There was a period in the mid to late 1990s when I watched a whole bunch of 1950s and ’60s science fiction films, via a video store around the corner from my house then, back in the days when there were video stores. A couple of these films I’d seen growing up, notably Invaders from Mars, at a neighbor’s house at around 6th or 7th grade, and The Time Machine (which oddly was shown in 20-minute segments during lunch breaks at the junior high school I attended in 7th grade — Sequoia Junior High in Reseda CA).
But most of these older films, even relative classics like Invasions of the Body Snatchers, Forbidden Planet, and The War of the Worlds (not to mention Frankenstein and Dracula), I didn’t see until years later, in adulthood, when I sought them out. My attitude about science fiction movies, which I implicitly deride as ‘skiffy flix’, is that they are far inferior to the best of science fiction literature, in virtually every case. The lone exception, unto this day, is Stanley Kubrick’s 2001: A Space Odyssey, though even that requires Arthur C. Clarke’s novel to fully explicate and appreciate, lest its final scenes be dismissed as some sort of ’60s drug trip…which is not at all the intent.
Tonight I watched another of these primitive early ’60s skiffy flix, based on a comment by Gary Westfahl in one of his reviews — the film is Assignment Outer Space, from 1960 — which Gary suggested was a precursor to 2001.

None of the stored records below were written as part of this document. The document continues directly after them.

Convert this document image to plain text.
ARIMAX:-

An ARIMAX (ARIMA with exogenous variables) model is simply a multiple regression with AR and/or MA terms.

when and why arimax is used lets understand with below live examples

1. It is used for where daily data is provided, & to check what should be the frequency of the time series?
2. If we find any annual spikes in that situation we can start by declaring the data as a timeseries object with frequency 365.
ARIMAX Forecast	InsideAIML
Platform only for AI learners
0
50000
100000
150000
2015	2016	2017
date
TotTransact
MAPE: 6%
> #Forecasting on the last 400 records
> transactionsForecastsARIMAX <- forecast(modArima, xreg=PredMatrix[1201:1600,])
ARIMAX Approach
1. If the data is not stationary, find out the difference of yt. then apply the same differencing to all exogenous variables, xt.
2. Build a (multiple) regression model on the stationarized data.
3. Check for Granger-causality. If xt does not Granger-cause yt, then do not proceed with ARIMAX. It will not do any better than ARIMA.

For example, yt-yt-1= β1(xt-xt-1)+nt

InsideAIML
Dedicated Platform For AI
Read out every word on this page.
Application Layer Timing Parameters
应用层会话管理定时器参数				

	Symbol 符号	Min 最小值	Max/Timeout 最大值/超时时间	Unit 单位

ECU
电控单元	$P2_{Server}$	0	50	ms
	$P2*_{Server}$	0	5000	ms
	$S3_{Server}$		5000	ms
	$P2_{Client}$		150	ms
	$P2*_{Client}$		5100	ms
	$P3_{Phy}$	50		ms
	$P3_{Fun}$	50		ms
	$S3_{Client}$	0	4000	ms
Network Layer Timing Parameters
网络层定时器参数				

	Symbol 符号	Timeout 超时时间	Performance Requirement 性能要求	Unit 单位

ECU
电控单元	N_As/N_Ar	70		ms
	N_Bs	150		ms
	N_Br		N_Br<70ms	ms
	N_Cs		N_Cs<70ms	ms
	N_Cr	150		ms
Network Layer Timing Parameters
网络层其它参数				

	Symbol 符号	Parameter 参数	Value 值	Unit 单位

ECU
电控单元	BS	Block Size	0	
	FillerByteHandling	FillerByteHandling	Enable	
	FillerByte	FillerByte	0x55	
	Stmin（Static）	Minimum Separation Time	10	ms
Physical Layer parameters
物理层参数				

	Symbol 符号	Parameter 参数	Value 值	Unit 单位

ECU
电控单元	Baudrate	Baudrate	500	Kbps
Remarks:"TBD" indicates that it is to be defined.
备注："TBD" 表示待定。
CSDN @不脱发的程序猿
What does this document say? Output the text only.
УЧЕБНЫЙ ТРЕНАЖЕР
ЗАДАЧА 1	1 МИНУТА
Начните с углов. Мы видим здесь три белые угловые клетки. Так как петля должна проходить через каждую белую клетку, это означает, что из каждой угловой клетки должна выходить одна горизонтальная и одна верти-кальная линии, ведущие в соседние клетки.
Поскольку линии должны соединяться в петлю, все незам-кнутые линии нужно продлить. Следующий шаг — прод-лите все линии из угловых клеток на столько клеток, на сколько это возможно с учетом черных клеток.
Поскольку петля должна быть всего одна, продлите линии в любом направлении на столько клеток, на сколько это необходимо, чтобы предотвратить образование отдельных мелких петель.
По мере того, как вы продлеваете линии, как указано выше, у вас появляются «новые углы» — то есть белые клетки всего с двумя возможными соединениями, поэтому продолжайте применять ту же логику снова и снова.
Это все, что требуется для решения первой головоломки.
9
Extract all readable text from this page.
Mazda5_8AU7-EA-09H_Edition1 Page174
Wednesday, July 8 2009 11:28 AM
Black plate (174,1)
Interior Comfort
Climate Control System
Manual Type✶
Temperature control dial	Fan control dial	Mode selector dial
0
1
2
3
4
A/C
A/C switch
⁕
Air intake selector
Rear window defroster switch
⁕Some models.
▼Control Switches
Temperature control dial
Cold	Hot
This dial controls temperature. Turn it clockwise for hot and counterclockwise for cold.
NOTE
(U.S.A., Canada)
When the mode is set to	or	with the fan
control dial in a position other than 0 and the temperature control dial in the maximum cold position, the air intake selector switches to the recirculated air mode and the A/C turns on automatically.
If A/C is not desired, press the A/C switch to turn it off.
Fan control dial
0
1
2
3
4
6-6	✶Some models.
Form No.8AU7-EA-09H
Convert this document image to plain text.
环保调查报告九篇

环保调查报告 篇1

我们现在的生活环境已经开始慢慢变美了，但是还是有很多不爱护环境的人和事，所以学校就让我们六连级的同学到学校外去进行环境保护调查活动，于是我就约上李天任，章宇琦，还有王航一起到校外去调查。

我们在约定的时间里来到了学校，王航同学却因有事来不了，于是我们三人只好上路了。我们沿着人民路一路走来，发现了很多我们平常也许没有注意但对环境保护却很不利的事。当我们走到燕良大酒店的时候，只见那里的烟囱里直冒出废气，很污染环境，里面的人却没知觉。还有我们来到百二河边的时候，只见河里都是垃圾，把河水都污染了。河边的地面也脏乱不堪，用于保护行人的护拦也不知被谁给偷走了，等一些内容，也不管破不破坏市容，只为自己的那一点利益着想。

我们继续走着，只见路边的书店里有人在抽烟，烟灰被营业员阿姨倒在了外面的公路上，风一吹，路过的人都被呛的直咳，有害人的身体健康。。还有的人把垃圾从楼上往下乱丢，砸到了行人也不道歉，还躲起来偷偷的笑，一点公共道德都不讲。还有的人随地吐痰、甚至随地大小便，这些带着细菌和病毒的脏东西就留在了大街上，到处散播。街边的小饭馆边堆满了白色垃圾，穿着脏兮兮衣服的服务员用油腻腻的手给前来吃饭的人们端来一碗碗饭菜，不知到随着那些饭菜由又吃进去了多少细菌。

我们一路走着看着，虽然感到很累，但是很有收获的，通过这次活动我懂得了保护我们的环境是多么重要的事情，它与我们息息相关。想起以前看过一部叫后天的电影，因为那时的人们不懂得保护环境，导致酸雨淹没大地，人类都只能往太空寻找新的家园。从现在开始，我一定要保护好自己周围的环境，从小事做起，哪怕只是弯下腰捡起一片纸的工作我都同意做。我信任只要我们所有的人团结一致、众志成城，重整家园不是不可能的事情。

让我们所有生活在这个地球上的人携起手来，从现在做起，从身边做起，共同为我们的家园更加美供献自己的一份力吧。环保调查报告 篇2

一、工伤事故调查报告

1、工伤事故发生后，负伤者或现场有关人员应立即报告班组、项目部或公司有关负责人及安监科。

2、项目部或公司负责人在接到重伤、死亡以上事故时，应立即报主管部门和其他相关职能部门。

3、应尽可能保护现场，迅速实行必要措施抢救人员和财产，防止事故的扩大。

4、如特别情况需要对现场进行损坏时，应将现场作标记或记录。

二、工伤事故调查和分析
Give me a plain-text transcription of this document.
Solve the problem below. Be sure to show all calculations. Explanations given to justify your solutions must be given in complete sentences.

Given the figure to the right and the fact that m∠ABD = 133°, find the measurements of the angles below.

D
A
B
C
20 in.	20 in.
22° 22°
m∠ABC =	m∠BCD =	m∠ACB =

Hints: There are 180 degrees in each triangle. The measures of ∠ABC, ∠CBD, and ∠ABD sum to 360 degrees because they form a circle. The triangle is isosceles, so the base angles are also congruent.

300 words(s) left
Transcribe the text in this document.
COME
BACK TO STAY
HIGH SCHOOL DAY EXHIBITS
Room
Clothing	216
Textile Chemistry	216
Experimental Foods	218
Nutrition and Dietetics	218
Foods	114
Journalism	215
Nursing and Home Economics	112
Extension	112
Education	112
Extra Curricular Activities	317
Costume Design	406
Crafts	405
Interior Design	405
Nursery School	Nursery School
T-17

It’s excruciatingly primitive in terms of production values. It betrays a typical misunderstanding of the size and scope of the universe — mentioning initially that a spaceship’s destination is a galaxy, M82 (IIRC), but the subsequent plot concerns a space station within the solar system and trips between Mars, Venus, and Earth. The plot concerns an Earth journalist who is assigned to a ship which, eventually, has to seek out another ship, named Alpha Two, which threatens to wipe out life on Earth. One in a million chance of success. Of course, they succeed. The renegade ship is controlled by an electronic computer, which our journalist hero has to disable; thus the allusion to 2001 (a comment on the IMDB page for this movie, linked above, defends this film’s influence on 2001).
The film does have its moments. There are several interesting, and for its time rather plausible, spaceship designs. (OTOH when they show spouts of flame emitting from the bottom ends of spaceships, why do they always seem to be blowing to the side..??!) The enactment of zero gravity in the one ship is, I daresay, rather better than what Kubrick bothered to do in 2001 — think of the scenes with Bowman and Poole on the pod deck. The film’s version of Mars is grotesque; sharp mountains and boiling lava spouts. Yet there is a decently mature love interest, with a female crewman who is loved by the captain, but who falls in love with the journalist… a situation which plays out in the plot development.
The theme of the renegade electronic computer turns out to be almost incidental — nothing like the mind games with HAL in 2001. All our hero has to do is cut the cables.
What amazes me on watching this film, which I realize had a very low budget, is how far production values advanced in just the next few years in the 1960s. Consider the TV series Lost in Space, 1965, with production values far advanced from this film; consider the early seasons of Star Trek, beginning 1966; and again, consider the pinnacle of SF film to this day, 2001, released in 1968.